Ellsworth Toohey, the villain in Ayn Rand’s famous novel, “The Fountainhead,” is an intellectual foe of individualism. One of his ideas is that people need to be protected from having too many choices.
Unfortunately, Toohey’s question-begging rhetoric is now being followed by people who may never have heard of him. Marc Gunther, writing on July 12 for the online version of Fortune (of all places) suggests that “the explosion of choice has left us poorer”; our original sin of choosing has taken over our souls, diminishing the power and influence of the mainstream media, which formerly held a monopoly of the news, and denying consumers a collective experience.
Apparently, if you can’t name “the biggest star in prime- time television,” or”a star created by the Internet” (trick quesion: there isn’t one, and there probably never will be, according to Gunther), or “a great advertising slogan created in this decade,” then you are culturally poorer.
Don’t ask for the definition of “great” or “culture”; this is an article for Fortune, after all, where requests for the definition of key terms are simply proof that you are culturally impoverished. That means you, not writers for the mainstream media. You should already know this, just as you should know that “public” means”anyone but you” and “unselfishness” means “contributing to any self except your own.”
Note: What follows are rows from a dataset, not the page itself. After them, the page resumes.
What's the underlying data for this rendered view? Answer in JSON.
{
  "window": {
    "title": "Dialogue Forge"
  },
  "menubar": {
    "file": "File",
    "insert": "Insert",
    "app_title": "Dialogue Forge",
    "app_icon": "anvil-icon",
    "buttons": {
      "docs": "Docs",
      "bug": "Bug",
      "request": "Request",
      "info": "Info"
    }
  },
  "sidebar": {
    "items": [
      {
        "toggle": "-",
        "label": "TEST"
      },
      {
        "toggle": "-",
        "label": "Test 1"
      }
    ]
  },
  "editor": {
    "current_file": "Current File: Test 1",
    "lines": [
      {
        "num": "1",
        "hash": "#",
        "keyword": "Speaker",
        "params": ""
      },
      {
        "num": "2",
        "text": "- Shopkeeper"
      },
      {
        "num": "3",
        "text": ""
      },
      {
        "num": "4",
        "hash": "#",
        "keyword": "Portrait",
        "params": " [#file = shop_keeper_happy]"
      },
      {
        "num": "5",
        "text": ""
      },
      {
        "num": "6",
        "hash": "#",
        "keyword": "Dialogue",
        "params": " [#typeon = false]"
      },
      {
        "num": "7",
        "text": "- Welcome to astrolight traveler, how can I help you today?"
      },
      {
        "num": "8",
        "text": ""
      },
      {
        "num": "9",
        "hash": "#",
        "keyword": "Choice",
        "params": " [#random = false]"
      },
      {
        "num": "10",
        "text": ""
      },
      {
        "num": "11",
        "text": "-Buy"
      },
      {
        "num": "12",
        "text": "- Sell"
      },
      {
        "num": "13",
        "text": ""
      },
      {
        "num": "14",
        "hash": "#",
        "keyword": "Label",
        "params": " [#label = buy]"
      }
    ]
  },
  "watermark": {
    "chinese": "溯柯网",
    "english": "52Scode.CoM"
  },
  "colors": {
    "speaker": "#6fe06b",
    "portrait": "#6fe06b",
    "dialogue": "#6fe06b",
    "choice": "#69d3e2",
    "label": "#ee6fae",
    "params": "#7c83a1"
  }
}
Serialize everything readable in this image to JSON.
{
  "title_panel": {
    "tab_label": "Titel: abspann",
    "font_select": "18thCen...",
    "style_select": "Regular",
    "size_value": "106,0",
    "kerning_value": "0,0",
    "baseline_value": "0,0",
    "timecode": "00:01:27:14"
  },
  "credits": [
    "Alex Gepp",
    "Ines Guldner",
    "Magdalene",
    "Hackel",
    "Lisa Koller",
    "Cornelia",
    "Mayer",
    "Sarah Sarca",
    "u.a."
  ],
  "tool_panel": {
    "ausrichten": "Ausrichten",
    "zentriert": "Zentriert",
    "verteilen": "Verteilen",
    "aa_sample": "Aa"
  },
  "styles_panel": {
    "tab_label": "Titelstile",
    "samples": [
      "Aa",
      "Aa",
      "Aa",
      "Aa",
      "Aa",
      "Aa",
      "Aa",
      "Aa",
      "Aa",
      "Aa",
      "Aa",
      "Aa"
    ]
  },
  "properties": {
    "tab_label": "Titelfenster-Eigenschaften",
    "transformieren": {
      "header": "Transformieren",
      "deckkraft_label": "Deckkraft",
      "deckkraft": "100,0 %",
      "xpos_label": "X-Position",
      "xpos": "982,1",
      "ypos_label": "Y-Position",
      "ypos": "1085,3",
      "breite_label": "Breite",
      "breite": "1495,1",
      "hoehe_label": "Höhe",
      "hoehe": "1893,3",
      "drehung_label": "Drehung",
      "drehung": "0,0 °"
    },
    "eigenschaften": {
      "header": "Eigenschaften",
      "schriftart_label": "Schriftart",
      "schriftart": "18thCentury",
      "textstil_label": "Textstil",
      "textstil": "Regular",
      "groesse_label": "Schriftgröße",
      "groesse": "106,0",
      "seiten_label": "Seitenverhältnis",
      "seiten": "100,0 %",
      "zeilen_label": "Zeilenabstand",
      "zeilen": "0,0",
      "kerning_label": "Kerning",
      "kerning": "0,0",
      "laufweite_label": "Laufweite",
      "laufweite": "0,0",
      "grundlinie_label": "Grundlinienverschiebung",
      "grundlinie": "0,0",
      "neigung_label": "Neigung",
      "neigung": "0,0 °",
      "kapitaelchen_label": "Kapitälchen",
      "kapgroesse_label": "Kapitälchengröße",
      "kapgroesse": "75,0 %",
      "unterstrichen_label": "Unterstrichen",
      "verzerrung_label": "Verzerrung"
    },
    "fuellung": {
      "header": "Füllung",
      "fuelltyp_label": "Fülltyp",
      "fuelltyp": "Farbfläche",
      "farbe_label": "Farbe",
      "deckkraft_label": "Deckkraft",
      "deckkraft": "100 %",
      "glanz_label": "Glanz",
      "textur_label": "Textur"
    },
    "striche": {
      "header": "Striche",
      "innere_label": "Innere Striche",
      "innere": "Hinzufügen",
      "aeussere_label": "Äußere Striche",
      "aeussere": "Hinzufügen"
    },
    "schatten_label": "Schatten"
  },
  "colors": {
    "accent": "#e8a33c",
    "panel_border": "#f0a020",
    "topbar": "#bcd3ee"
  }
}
Gunther’s worries about increased choice make me wonder whether he chose to write his article, or just let himself be coerced by some benevolent force. But there is a consistency in his presentation: no discussion link. People could actually make dangerous choices if they were allowed to comment on anything from the mainstream media. Fortune’s website
preserved what’s left of the richness of our one- culture souls by enforcing the moderate and responsible no-comments-allowed rule.
“Big stars, hit TV shows and even commercials help knit a society together. Think of the feeling that comes a few times a year – the morning after the Super Bowl or the Oscars – when tens of millions of Americans share a common experience.” I never knew so many hangovers and Oscar-gawkings could be the key to bliss.